Many such style questions masquerade as issues of correctness: split
infinitives, passive voice, beginning a sentence with 'and' or 'but,'
ending a sentence with a preposition, etc. If asked, tutors will
explain why some readers object to these constructions, but they
are not a high priority in the Writing Center.
Tutors will
help a student enact or address a teacher's written comments on
a draft or a rewrite, but that help will be based on the student's
understanding of those comments. If the student asks "what
did my professor mean by this?" the tutor will help the student
explore possible readings of the comment, but will not offer a definitive
interpretation, particularly if the issue is one of content and
not surface-level correctness. Such definitive explanation is best
left to the person who wrote the comment.
When tutors
work with students on more substantive issues of argument, organization,
clarity and the like, tutors have been instructed to help students
make the best of what they have, but not to supply what is missing.
A student can only write about what he or she has actually read
or understood from class. Tutors might question obvious errors of
fact ("Are you sure the Russians were the first to reach the
moon?"), but in general tutors will simply tell students that
that they are not convinced of an argument if evidence seems to
be missing or an argument seems illogical. In such situations, tutors
have been instructed not to offer alternate lines of argument, interpretations,
or evidence. In short, tutors will only tell students what is correct
and incorrect when they ask questions with objective answers ("Is
a semi-colon correct here?" "What is APA style for citing
a website?"). In all other situations, tutors will offer students
strategies for deepening their understanding of a topic (including
the strategy of visiting the instructor during office hours) but
will not provide specific evidence or arguments for the student.
If a student
asks if a given paper is "good enough," tutors will not
offer evaluative judgments or predict grades. Students must decide
for themselves, based on their understanding of a teacher's instructions
and stated methods of evaluation, whether their work is satisfactory.
Each of the
items above points to a possible area of miscommunication between
a teacher and a student. One of the most useful things the WC can
offer to faculty, then, is insight into how much students really
do know what we want from them. The more information faculty can
give to students, preferably in detail and in writing, the better
equipped a student will be to perform to expectations, and the more
able a tutor will be to help the student. Referral Letters are a
handy way to improve this communication, and session reports written
by the tutors are always available for teachers curious about what
has happened in a session. But the best way to ensure that your
students turn in work you will be happy with is to help them along
in the process of producing it, and to help the Writing Center help
them along as well.
Finally, please feel free to refer any student to the Writing Center,
not just those that you feel have significant writing problems.
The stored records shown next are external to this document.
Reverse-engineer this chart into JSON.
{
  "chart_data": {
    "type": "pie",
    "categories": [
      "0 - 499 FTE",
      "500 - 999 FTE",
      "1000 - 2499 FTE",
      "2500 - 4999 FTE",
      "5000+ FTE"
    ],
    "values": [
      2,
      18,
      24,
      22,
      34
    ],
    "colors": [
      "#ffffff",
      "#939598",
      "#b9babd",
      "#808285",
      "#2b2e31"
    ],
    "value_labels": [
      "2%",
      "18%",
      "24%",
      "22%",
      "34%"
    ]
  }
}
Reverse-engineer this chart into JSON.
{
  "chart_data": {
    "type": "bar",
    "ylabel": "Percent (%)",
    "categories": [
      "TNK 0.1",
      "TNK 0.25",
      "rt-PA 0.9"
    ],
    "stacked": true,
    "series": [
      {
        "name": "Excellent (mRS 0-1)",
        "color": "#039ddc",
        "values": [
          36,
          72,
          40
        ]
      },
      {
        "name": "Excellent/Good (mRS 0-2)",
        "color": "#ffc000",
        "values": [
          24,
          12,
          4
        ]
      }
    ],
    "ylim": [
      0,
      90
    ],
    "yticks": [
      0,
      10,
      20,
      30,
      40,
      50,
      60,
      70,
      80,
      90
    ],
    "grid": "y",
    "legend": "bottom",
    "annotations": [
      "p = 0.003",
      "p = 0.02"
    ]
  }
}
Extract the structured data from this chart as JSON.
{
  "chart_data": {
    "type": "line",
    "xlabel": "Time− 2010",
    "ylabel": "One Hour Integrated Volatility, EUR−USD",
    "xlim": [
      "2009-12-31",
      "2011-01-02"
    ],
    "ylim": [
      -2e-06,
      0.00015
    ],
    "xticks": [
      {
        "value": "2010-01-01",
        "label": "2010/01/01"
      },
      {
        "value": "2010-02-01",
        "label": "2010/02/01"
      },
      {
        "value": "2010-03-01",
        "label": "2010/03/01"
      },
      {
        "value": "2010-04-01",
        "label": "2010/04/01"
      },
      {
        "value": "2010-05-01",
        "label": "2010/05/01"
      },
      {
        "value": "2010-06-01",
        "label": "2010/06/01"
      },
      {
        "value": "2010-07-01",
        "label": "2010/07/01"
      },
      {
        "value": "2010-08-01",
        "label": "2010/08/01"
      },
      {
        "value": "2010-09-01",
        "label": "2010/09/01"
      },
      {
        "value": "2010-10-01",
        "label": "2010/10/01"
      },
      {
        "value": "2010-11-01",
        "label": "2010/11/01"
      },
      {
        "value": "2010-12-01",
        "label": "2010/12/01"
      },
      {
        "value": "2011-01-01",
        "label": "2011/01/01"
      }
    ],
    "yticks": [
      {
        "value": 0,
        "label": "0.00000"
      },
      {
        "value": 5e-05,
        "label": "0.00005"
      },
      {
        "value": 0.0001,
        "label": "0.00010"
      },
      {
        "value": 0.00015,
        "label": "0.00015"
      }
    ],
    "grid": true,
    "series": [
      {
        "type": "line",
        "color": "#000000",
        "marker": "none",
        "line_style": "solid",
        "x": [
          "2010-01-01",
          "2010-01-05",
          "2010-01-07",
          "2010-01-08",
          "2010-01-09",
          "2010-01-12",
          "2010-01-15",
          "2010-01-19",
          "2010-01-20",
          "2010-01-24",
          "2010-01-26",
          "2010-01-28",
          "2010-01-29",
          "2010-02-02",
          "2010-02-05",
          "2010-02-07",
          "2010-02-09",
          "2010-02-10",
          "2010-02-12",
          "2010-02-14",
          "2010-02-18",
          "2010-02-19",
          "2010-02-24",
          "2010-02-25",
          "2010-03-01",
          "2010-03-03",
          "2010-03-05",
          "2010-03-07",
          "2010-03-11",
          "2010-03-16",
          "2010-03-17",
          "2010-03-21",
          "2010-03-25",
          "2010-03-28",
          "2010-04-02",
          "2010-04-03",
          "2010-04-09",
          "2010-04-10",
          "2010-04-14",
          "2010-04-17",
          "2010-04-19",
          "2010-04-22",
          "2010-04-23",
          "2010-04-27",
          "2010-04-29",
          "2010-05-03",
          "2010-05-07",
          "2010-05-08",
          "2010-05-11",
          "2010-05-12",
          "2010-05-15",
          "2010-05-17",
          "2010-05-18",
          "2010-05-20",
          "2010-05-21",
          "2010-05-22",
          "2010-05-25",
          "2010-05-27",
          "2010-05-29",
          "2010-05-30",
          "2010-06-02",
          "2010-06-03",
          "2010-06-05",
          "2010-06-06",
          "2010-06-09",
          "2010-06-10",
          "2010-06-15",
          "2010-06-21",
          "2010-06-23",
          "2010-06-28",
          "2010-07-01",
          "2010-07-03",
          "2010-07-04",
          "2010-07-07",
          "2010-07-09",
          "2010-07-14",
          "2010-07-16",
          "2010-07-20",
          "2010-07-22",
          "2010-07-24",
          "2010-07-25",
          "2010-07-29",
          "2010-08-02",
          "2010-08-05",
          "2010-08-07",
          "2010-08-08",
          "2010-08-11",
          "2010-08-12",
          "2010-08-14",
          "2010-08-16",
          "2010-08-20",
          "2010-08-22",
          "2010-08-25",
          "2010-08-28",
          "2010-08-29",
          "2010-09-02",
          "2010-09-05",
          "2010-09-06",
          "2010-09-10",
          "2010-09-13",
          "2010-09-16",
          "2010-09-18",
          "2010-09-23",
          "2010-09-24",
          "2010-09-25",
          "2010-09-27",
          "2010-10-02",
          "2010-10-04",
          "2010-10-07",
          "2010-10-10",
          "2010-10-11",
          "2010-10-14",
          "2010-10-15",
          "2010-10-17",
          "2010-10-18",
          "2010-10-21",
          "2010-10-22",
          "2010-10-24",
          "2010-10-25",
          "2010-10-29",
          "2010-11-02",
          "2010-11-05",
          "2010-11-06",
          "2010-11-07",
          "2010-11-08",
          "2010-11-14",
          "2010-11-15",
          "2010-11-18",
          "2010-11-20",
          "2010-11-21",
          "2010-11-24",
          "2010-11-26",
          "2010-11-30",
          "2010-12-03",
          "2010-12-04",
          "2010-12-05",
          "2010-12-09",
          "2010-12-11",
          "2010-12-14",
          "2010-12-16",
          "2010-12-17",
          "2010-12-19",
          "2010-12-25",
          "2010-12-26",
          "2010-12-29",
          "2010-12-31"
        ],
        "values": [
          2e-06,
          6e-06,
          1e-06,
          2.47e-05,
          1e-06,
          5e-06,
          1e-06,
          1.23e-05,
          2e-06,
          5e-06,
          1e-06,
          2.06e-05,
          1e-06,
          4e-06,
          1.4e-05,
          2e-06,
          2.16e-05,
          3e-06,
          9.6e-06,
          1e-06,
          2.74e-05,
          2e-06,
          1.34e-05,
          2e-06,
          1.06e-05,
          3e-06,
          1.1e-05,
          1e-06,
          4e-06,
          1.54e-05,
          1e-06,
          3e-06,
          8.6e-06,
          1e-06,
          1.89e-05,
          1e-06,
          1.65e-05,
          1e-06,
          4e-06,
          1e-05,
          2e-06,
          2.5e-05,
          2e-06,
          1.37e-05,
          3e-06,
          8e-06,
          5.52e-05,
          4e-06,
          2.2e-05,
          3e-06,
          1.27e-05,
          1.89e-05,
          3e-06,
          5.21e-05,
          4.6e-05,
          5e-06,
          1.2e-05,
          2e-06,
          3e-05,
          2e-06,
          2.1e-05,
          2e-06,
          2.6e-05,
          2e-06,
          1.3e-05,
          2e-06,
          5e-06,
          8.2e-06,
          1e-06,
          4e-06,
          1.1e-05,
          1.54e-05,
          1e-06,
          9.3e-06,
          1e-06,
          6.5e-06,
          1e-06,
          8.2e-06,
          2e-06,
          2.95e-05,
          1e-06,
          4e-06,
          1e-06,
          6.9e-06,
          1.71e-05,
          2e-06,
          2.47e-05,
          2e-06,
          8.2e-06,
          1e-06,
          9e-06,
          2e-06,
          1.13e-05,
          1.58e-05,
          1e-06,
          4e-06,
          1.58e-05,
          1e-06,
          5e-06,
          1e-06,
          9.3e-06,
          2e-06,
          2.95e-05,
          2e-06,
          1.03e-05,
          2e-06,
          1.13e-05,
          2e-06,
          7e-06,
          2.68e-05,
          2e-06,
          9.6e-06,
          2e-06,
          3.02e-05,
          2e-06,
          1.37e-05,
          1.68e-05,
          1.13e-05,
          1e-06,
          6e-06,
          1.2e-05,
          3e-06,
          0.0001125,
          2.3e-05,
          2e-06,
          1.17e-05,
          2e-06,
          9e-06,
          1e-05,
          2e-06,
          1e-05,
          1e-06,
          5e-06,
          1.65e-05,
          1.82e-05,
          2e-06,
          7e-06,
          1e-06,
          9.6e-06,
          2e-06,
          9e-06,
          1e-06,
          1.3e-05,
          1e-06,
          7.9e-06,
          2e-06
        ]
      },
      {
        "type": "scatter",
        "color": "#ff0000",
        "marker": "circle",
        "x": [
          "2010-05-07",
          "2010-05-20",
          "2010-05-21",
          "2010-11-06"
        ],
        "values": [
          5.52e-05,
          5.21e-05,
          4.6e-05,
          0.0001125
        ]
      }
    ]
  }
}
Even good writers benefit from receiving feedback, and the best
writers understand the value of having others read their work. (I
asked more than one person to read this article, and used their
feedback to help me revise, before submitting it for publication
in this newsletter.) If we can foster in all our students a habit
of approaching an assignment as a process rather than as a single,
self-contained, often over-night event, we will find that they both
write and learn better, and that we are therefore teaching better.